I ended up with an 80000, which has a canvas strop, one of suede, and one of cordovan horse leather. The canvas has been treated as suggested by some
Japanese sites, with soap and water washes, rubbing with glass bottles and drying in the sun. It has become soft, and quite the opposite of a canvas strop filled with Dovo white paste. The suede strop has a strong draw, and is perhaps the most impressive member of the trio. Finally, the cordovan is as smooth as glass, and is meant to be used very taut with very little pressure - just a light skimming stroke. Anything beyond this will catch the point of a spike razor and make a divot.
But is it worth it? Straight razor users know, or should know, that a good stropping makes a huge difference in the shave. Do these strops, costing around the price of five new razors, or ten to fifteen eBay specials, justify themselves? Perhaps. You can get the same results from other strops, though the cordovan finish isn't common and, I have to say, probably adds the least to the combined effect of all three. But there is pride in ownership, and the incentive to strop more carefully and thoroughly. I've spent several times the cost of this trio on other strops over the years, and all I've done is to prove, once again, the cheapest thing to do is to buy the best at the outset rather than to get there by buying many lowlier increments.

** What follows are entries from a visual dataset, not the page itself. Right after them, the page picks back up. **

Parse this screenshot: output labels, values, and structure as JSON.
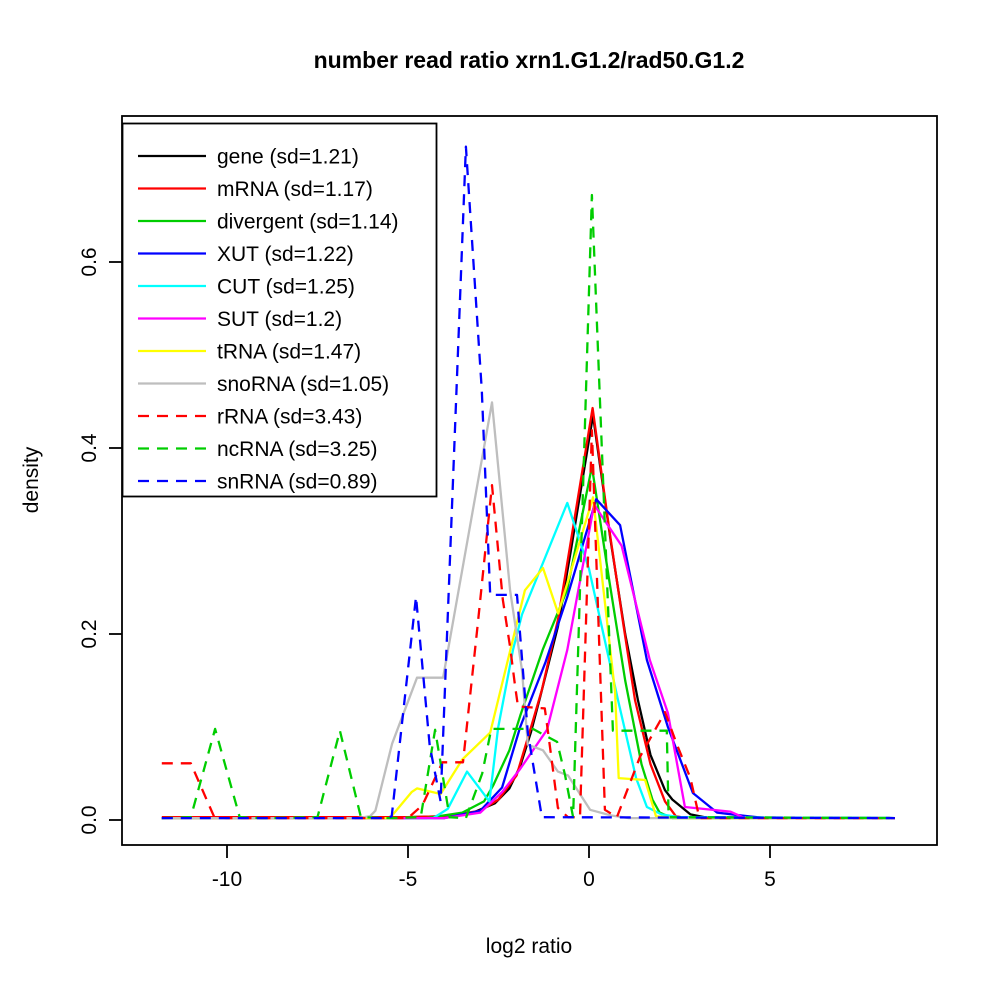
{
  "figure": {
    "background": "#ffffff",
    "border_color": "#000000"
  },
  "chart_data": {
    "type": "line",
    "title": "number read ratio xrn1.G1.2/rad50.G1.2",
    "xlabel": "log2 ratio",
    "ylabel": "density",
    "grid": false,
    "legend_position": "top-left",
    "x_axis": {
      "ticks": [
        -10,
        -5,
        0,
        5
      ],
      "tick_labels": [
        "-10",
        "-5",
        "0",
        "5"
      ],
      "range": [
        -11.8,
        8.45
      ]
    },
    "y_axis": {
      "ticks": [
        0.0,
        0.2,
        0.4,
        0.6
      ],
      "tick_labels": [
        "0.0",
        "0.2",
        "0.4",
        "0.6"
      ],
      "range": [
        0,
        0.73
      ]
    },
    "series": [
      {
        "name": "gene",
        "sd": "1.21",
        "legend_label": "gene (sd=1.21)",
        "color": "#000000",
        "line_style": "solid",
        "points": [
          [
            -11.8,
            0.002
          ],
          [
            -8,
            0.002
          ],
          [
            -5,
            0.003
          ],
          [
            -4,
            0.004
          ],
          [
            -3.2,
            0.008
          ],
          [
            -2.6,
            0.018
          ],
          [
            -2.2,
            0.034
          ],
          [
            -1.9,
            0.058
          ],
          [
            -1.6,
            0.095
          ],
          [
            -1.35,
            0.132
          ],
          [
            -0.86,
            0.208
          ],
          [
            -0.5,
            0.29
          ],
          [
            0.11,
            0.435
          ],
          [
            0.6,
            0.3
          ],
          [
            1.0,
            0.2
          ],
          [
            1.35,
            0.129
          ],
          [
            1.7,
            0.07
          ],
          [
            2.1,
            0.032
          ],
          [
            2.3,
            0.022
          ],
          [
            2.8,
            0.006
          ],
          [
            3.2,
            0.003
          ],
          [
            8.45,
            0.002
          ]
        ]
      },
      {
        "name": "mRNA",
        "sd": "1.17",
        "legend_label": "mRNA (sd=1.17)",
        "color": "#ff0000",
        "line_style": "solid",
        "points": [
          [
            -11.8,
            0.003
          ],
          [
            -5,
            0.003
          ],
          [
            -4,
            0.004
          ],
          [
            -3,
            0.01
          ],
          [
            -2.5,
            0.022
          ],
          [
            -2.0,
            0.048
          ],
          [
            -1.6,
            0.1
          ],
          [
            -1.3,
            0.14
          ],
          [
            -0.86,
            0.215
          ],
          [
            -0.5,
            0.3
          ],
          [
            0.1,
            0.443
          ],
          [
            0.55,
            0.315
          ],
          [
            0.95,
            0.21
          ],
          [
            1.27,
            0.129
          ],
          [
            1.7,
            0.06
          ],
          [
            2.1,
            0.02
          ],
          [
            2.4,
            0.004
          ],
          [
            2.7,
            0.002
          ],
          [
            8.45,
            0.002
          ]
        ]
      },
      {
        "name": "divergent",
        "sd": "1.14",
        "legend_label": "divergent (sd=1.14)",
        "color": "#00cd00",
        "line_style": "solid",
        "points": [
          [
            -11.8,
            0.002
          ],
          [
            -4.5,
            0.002
          ],
          [
            -3.5,
            0.008
          ],
          [
            -2.9,
            0.02
          ],
          [
            -2.65,
            0.037
          ],
          [
            -2.2,
            0.075
          ],
          [
            -1.9,
            0.112
          ],
          [
            -1.27,
            0.184
          ],
          [
            -0.6,
            0.248
          ],
          [
            0.08,
            0.38
          ],
          [
            0.55,
            0.26
          ],
          [
            1.0,
            0.15
          ],
          [
            1.45,
            0.06
          ],
          [
            1.75,
            0.022
          ],
          [
            1.95,
            0.008
          ],
          [
            2.3,
            0.002
          ],
          [
            8.45,
            0.002
          ]
        ]
      },
      {
        "name": "XUT",
        "sd": "1.22",
        "legend_label": "XUT (sd=1.22)",
        "color": "#0000ff",
        "line_style": "solid",
        "points": [
          [
            -11.8,
            0.002
          ],
          [
            -4,
            0.002
          ],
          [
            -3,
            0.01
          ],
          [
            -2.4,
            0.035
          ],
          [
            -1.9,
            0.1
          ],
          [
            -1.2,
            0.17
          ],
          [
            -0.6,
            0.24
          ],
          [
            0.2,
            0.345
          ],
          [
            0.86,
            0.317
          ],
          [
            1.6,
            0.172
          ],
          [
            2.18,
            0.1
          ],
          [
            2.87,
            0.029
          ],
          [
            3.54,
            0.008
          ],
          [
            4.4,
            0.004
          ],
          [
            4.9,
            0.002
          ],
          [
            8.45,
            0.002
          ]
        ]
      },
      {
        "name": "CUT",
        "sd": "1.25",
        "legend_label": "CUT (sd=1.25)",
        "color": "#00ffff",
        "line_style": "solid",
        "points": [
          [
            -11.8,
            0.002
          ],
          [
            -4.3,
            0.002
          ],
          [
            -3.9,
            0.012
          ],
          [
            -3.37,
            0.052
          ],
          [
            -2.75,
            0.02
          ],
          [
            -2.51,
            0.099
          ],
          [
            -2.1,
            0.183
          ],
          [
            -1.85,
            0.221
          ],
          [
            -0.6,
            0.341
          ],
          [
            0.0,
            0.27
          ],
          [
            0.8,
            0.129
          ],
          [
            1.3,
            0.045
          ],
          [
            1.6,
            0.014
          ],
          [
            2.0,
            0.006
          ],
          [
            2.5,
            0.003
          ],
          [
            8.45,
            0.002
          ]
        ]
      },
      {
        "name": "SUT",
        "sd": "1.2",
        "legend_label": "SUT (sd=1.2)",
        "color": "#ff00ff",
        "line_style": "solid",
        "points": [
          [
            -11.8,
            0.002
          ],
          [
            -4,
            0.002
          ],
          [
            -3,
            0.008
          ],
          [
            -2.4,
            0.03
          ],
          [
            -1.9,
            0.055
          ],
          [
            -1.16,
            0.097
          ],
          [
            -0.6,
            0.183
          ],
          [
            0.14,
            0.339
          ],
          [
            0.9,
            0.295
          ],
          [
            1.68,
            0.172
          ],
          [
            2.18,
            0.115
          ],
          [
            2.65,
            0.014
          ],
          [
            3.9,
            0.009
          ],
          [
            4.3,
            0.002
          ],
          [
            8.45,
            0.002
          ]
        ]
      },
      {
        "name": "tRNA",
        "sd": "1.47",
        "legend_label": "tRNA (sd=1.47)",
        "color": "#ffff00",
        "line_style": "solid",
        "points": [
          [
            -11.8,
            0.002
          ],
          [
            -5.5,
            0.002
          ],
          [
            -4.9,
            0.03
          ],
          [
            -4.75,
            0.034
          ],
          [
            -4.1,
            0.028
          ],
          [
            -3.5,
            0.065
          ],
          [
            -2.73,
            0.094
          ],
          [
            -1.77,
            0.247
          ],
          [
            -1.27,
            0.271
          ],
          [
            -0.85,
            0.222
          ],
          [
            0.11,
            0.347
          ],
          [
            0.72,
            0.137
          ],
          [
            0.82,
            0.045
          ],
          [
            1.55,
            0.043
          ],
          [
            1.85,
            0.004
          ],
          [
            2.4,
            0.002
          ],
          [
            8.45,
            0.002
          ]
        ]
      },
      {
        "name": "snoRNA",
        "sd": "1.05",
        "legend_label": "snoRNA (sd=1.05)",
        "color": "#bebebe",
        "line_style": "solid",
        "points": [
          [
            -11.8,
            0.002
          ],
          [
            -6.4,
            0.002
          ],
          [
            -6.05,
            0.004
          ],
          [
            -5.9,
            0.01
          ],
          [
            -5.44,
            0.082
          ],
          [
            -4.75,
            0.153
          ],
          [
            -4.03,
            0.153
          ],
          [
            -2.68,
            0.449
          ],
          [
            -2.18,
            0.247
          ],
          [
            -1.85,
            0.161
          ],
          [
            -1.69,
            0.081
          ],
          [
            -1.27,
            0.075
          ],
          [
            -0.86,
            0.052
          ],
          [
            -0.58,
            0.048
          ],
          [
            0.03,
            0.011
          ],
          [
            0.6,
            0.005
          ],
          [
            1.1,
            0.002
          ],
          [
            8.45,
            0.002
          ]
        ]
      },
      {
        "name": "rRNA",
        "sd": "3.43",
        "legend_label": "rRNA (sd=3.43)",
        "color": "#ff0000",
        "line_style": "dashed",
        "points": [
          [
            -11.8,
            0.061
          ],
          [
            -11.0,
            0.061
          ],
          [
            -10.35,
            0.003
          ],
          [
            -10,
            0.002
          ],
          [
            -5.0,
            0.002
          ],
          [
            -4.6,
            0.016
          ],
          [
            -4.05,
            0.062
          ],
          [
            -3.48,
            0.062
          ],
          [
            -3.07,
            0.212
          ],
          [
            -2.68,
            0.36
          ],
          [
            -2.38,
            0.237
          ],
          [
            -2.18,
            0.186
          ],
          [
            -2.04,
            0.143
          ],
          [
            -1.96,
            0.122
          ],
          [
            -1.22,
            0.12
          ],
          [
            -1.13,
            0.094
          ],
          [
            -0.99,
            0.052
          ],
          [
            -0.86,
            0.013
          ],
          [
            -0.58,
            0.003
          ],
          [
            -0.25,
            0.003
          ],
          [
            0.08,
            0.419
          ],
          [
            0.44,
            0.011
          ],
          [
            0.77,
            0.003
          ],
          [
            1.41,
            0.068
          ],
          [
            2.1,
            0.116
          ],
          [
            2.43,
            0.081
          ],
          [
            2.8,
            0.045
          ],
          [
            3.05,
            0.002
          ],
          [
            8.45,
            0.002
          ]
        ]
      },
      {
        "name": "ncRNA",
        "sd": "3.25",
        "legend_label": "ncRNA (sd=3.25)",
        "color": "#00cd00",
        "line_style": "dashed",
        "points": [
          [
            -11.8,
            0.002
          ],
          [
            -11.0,
            0.003
          ],
          [
            -10.33,
            0.098
          ],
          [
            -9.65,
            0.003
          ],
          [
            -9.0,
            0.002
          ],
          [
            -7.5,
            0.003
          ],
          [
            -6.88,
            0.096
          ],
          [
            -6.3,
            0.003
          ],
          [
            -5.5,
            0.002
          ],
          [
            -4.65,
            0.003
          ],
          [
            -4.25,
            0.097
          ],
          [
            -3.85,
            0.003
          ],
          [
            -3.4,
            0.002
          ],
          [
            -2.95,
            0.05
          ],
          [
            -2.7,
            0.098
          ],
          [
            -1.55,
            0.098
          ],
          [
            -0.88,
            0.084
          ],
          [
            -0.66,
            0.048
          ],
          [
            -0.44,
            0.003
          ],
          [
            0.08,
            0.672
          ],
          [
            0.66,
            0.096
          ],
          [
            2.15,
            0.096
          ],
          [
            2.2,
            0.003
          ],
          [
            8.45,
            0.002
          ]
        ]
      },
      {
        "name": "snRNA",
        "sd": "0.89",
        "legend_label": "snRNA (sd=0.89)",
        "color": "#0000ff",
        "line_style": "dashed",
        "points": [
          [
            -11.8,
            0.002
          ],
          [
            -5.6,
            0.002
          ],
          [
            -5.45,
            0.004
          ],
          [
            -4.78,
            0.24
          ],
          [
            -4.4,
            0.08
          ],
          [
            -4.1,
            0.02
          ],
          [
            -3.4,
            0.724
          ],
          [
            -2.96,
            0.462
          ],
          [
            -2.73,
            0.242
          ],
          [
            -1.99,
            0.242
          ],
          [
            -1.69,
            0.094
          ],
          [
            -1.3,
            0.003
          ],
          [
            8.45,
            0.002
          ]
        ]
      }
    ]
  }
}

If you can't ever see yourself splurging on one of these, you can get pretty close by doing this:
1. Buy a Dovo/Jemico Red Russian. Keeping the leather out of the water, wash and abuse the canvas until soft.
2. Use the Red Russian leather side as suede. Never put anything on it at all. No oil, grease, dressing - nothing!
3. For finishing we will need the smoothest and glassiest strop, again with no dressing on it ever. I'm a bit out of touch here, but I daresay someone will chime in with a strop that is finished super smooth and shiny.
Or you can just buy the real thing and be done with it. There isn't an objective way to quantify the effect of the strop, and this will not make a blunt razor shave like magic! Maybe it improves the shave ~5% over my other strops, and maybe that's me fooling myself. Perhaps the pride of ownership is what fools me. I don't regret investing in it, though I am concerned for the fragility of the cordovan surface - it does tend to make you strop very slowly and carefully and with as little pressure as possible. Nothing like that movie - what was it? Lives of a Bengal Lancer? Where someone cuts his strop and then slices the whole thing through in frustration, thus destroying not only the strop but also his razor. No hard and fast stropping here, just light and careful caressing of the cordovan. If you can, try it out. The opportunity will soon be gone as the gentleman who makes them is in his eighties and has no apprentices for the future continuation of the business.